I know plenty of trappers that focus primarily on Muskrats, especially the long-line trappers that can rake in a triple digit harvest by the season’s end. When I talk to older folks in the “non-trapper” population, most of them say the same thing: “Oh, you’re a trapper? I used to trap muskrats as a kid on my way to school”. I used to think this was because they were easy to catch, and the price was right, and maybe that thought is partially true. However, now that I actually trap for them, I can see that it’s “just a good old time” as well. I remember years ago talking with a good friend of mine who now traps the North Country. When he said he caught some ‘rats one night, I jokingly asked him how he had the time to “deal with puny muskrats” when there were so much beaver to focus on in this particular swamp. I’ll admit I had some “tunnel vision” in my earlier days of trapping, and I’ll also admit I felt stupid when he answered, because it was such a simple concept. He said he simply tucked a bunch of 110’s into his coat pocket when he would check his beaver traps, if he found a spot with muskrat sign, or just an area that simply “looked good”, he would pull one out and set it. “I have to walk by to get my beavers, I might as well set it, I can’t catch anything if it’s sitting in the truck”.
I never really looked at trapping from that angle before then. Trapping for me really originated out of “control work”, and I don’t get nearly as many muskrat control calls. I was always so focused on critters I knew, like beaver and mink that I never slowed down to think about the other critters that I was passing up when the state-set seasons permitted such.
Muskrats can be trapped just about anywhere you’re trapping for beaver, mink, or other water-based fur bearers.
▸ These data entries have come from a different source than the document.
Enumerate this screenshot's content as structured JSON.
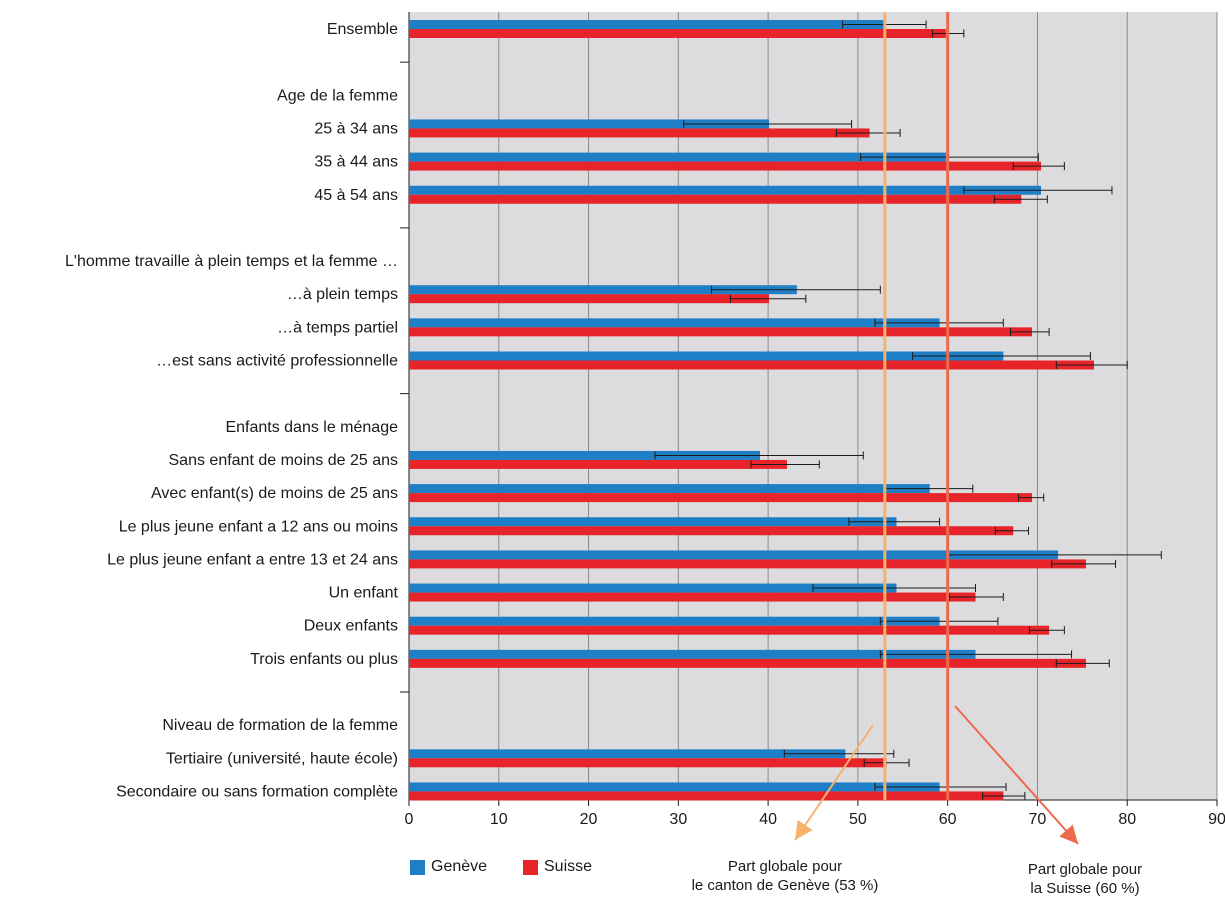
{
  "chart_data": {
    "type": "bar",
    "orientation": "horizontal",
    "xlim": [
      0,
      90
    ],
    "xticks": [
      "0",
      "10",
      "20",
      "30",
      "40",
      "50",
      "60",
      "70",
      "80",
      "90"
    ],
    "grid": true,
    "legend_position": "bottom-left",
    "colors": {
      "geneve": "#1f7fc6",
      "suisse": "#e8242b",
      "plot_bg": "#dcdcde",
      "ref_geneve": "#f6b26b",
      "ref_suisse": "#ee6a4c"
    },
    "series": [
      {
        "name": "Genève",
        "key": "geneve"
      },
      {
        "name": "Suisse",
        "key": "suisse"
      }
    ],
    "categories": [
      {
        "label": "Ensemble",
        "geneve": 53,
        "geneve_ci": [
          48.3,
          57.6
        ],
        "suisse": 59.8,
        "suisse_ci": [
          58.3,
          61.8
        ]
      },
      {
        "label": "",
        "separator": true
      },
      {
        "label": "Age de la femme",
        "header": true
      },
      {
        "label": "25 à 34 ans",
        "geneve": 40.1,
        "geneve_ci": [
          30.6,
          49.3
        ],
        "suisse": 51.3,
        "suisse_ci": [
          47.6,
          54.7
        ]
      },
      {
        "label": "35 à 44 ans",
        "geneve": 59.8,
        "geneve_ci": [
          50.3,
          70.1
        ],
        "suisse": 70.4,
        "suisse_ci": [
          67.3,
          73.0
        ]
      },
      {
        "label": "45 à 54 ans",
        "geneve": 70.4,
        "geneve_ci": [
          61.8,
          78.3
        ],
        "suisse": 68.2,
        "suisse_ci": [
          65.2,
          71.1
        ]
      },
      {
        "label": "",
        "separator": true
      },
      {
        "label": "L'homme travaille à plein temps et la femme …",
        "header": true
      },
      {
        "label": "…à plein temps",
        "geneve": 43.2,
        "geneve_ci": [
          33.7,
          52.5
        ],
        "suisse": 40.1,
        "suisse_ci": [
          35.8,
          44.2
        ]
      },
      {
        "label": "…à temps partiel",
        "geneve": 59.1,
        "geneve_ci": [
          51.9,
          66.2
        ],
        "suisse": 69.4,
        "suisse_ci": [
          67.0,
          71.3
        ]
      },
      {
        "label": "…est sans activité professionnelle",
        "geneve": 66.2,
        "geneve_ci": [
          56.1,
          75.9
        ],
        "suisse": 76.3,
        "suisse_ci": [
          72.1,
          80.0
        ]
      },
      {
        "label": "",
        "separator": true
      },
      {
        "label": "Enfants dans le ménage",
        "header": true
      },
      {
        "label": "Sans enfant de moins de 25 ans",
        "geneve": 39.1,
        "geneve_ci": [
          27.4,
          50.6
        ],
        "suisse": 42.1,
        "suisse_ci": [
          38.1,
          45.7
        ]
      },
      {
        "label": "Avec enfant(s) de moins de 25 ans",
        "geneve": 58.0,
        "geneve_ci": [
          53.0,
          62.8
        ],
        "suisse": 69.4,
        "suisse_ci": [
          67.9,
          70.7
        ]
      },
      {
        "label": "Le plus jeune enfant a 12 ans ou moins",
        "geneve": 54.3,
        "geneve_ci": [
          49.0,
          59.1
        ],
        "suisse": 67.3,
        "suisse_ci": [
          65.3,
          69.0
        ]
      },
      {
        "label": "Le plus jeune enfant a entre 13 et 24 ans",
        "geneve": 72.3,
        "geneve_ci": [
          60.0,
          83.8
        ],
        "suisse": 75.4,
        "suisse_ci": [
          71.6,
          78.7
        ]
      },
      {
        "label": "Un enfant",
        "geneve": 54.3,
        "geneve_ci": [
          45.0,
          63.1
        ],
        "suisse": 63.1,
        "suisse_ci": [
          60.2,
          66.2
        ]
      },
      {
        "label": "Deux enfants",
        "geneve": 59.1,
        "geneve_ci": [
          52.5,
          65.6
        ],
        "suisse": 71.3,
        "suisse_ci": [
          69.1,
          73.0
        ]
      },
      {
        "label": "Trois enfants ou plus",
        "geneve": 63.1,
        "geneve_ci": [
          52.5,
          73.8
        ],
        "suisse": 75.4,
        "suisse_ci": [
          72.1,
          78.0
        ]
      },
      {
        "label": "",
        "separator": true
      },
      {
        "label": "Niveau de formation de la femme",
        "header": true
      },
      {
        "label": "Tertiaire (université, haute école)",
        "geneve": 48.6,
        "geneve_ci": [
          41.8,
          54.0
        ],
        "suisse": 53.2,
        "suisse_ci": [
          50.7,
          55.7
        ]
      },
      {
        "label": "Secondaire ou sans formation complète",
        "geneve": 59.1,
        "geneve_ci": [
          51.9,
          66.5
        ],
        "suisse": 66.2,
        "suisse_ci": [
          63.9,
          68.6
        ]
      }
    ],
    "reference_lines": [
      {
        "value": 53,
        "color": "#f6b26b",
        "label_lines": [
          "Part globale pour",
          "le canton de Genève (53 %)"
        ]
      },
      {
        "value": 60,
        "color": "#ee6a4c",
        "label_lines": [
          "Part globale pour",
          "la Suisse (60 %)"
        ]
      }
    ]
  }
}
Setting under-cut banks with “bottom edge sets” and “pocket sets” produce great results if the ‘rats are there. If you can locate runs and trails, in the form of stirred-up silt on the bottom of stream beds you’re in good shape. Muskrat “toilets” or areas where they are climbing out of the water to feed are also ideal locations. Usually these “toilets” can be some kind of landmark that sticks out of the water – a sandbar, rock, or log. Uninhabited beaver lodges also make great areas to spot them. Dens are usually made in the sides of banks, or in “huts” which look like a small beaver lodges made with shoots and grass in swamps and bogs. Muskrats will also search for places to feed and rest out of the watchful eyes of predators like hawks and owls, so look for areas where banks have overhanging grass or root systems. Colony traps work well for high numbers of ‘rats, submerged in a stream run or brook. I’ll admit I haven’t experimented with colony traps yet. I haven’t found them a necessity like long-line ‘rat trappers do, although trappers I know that use them, rave about the ease and success rates.
I started to really process my surroundings and properties more once I began to think about “mixed-bag” trapping, and I can attest to the fact that throwing a few Muskrat traps in the truck for those “slow” days might just be the “pick-me-up” you need to breathe new life into your trapping properties.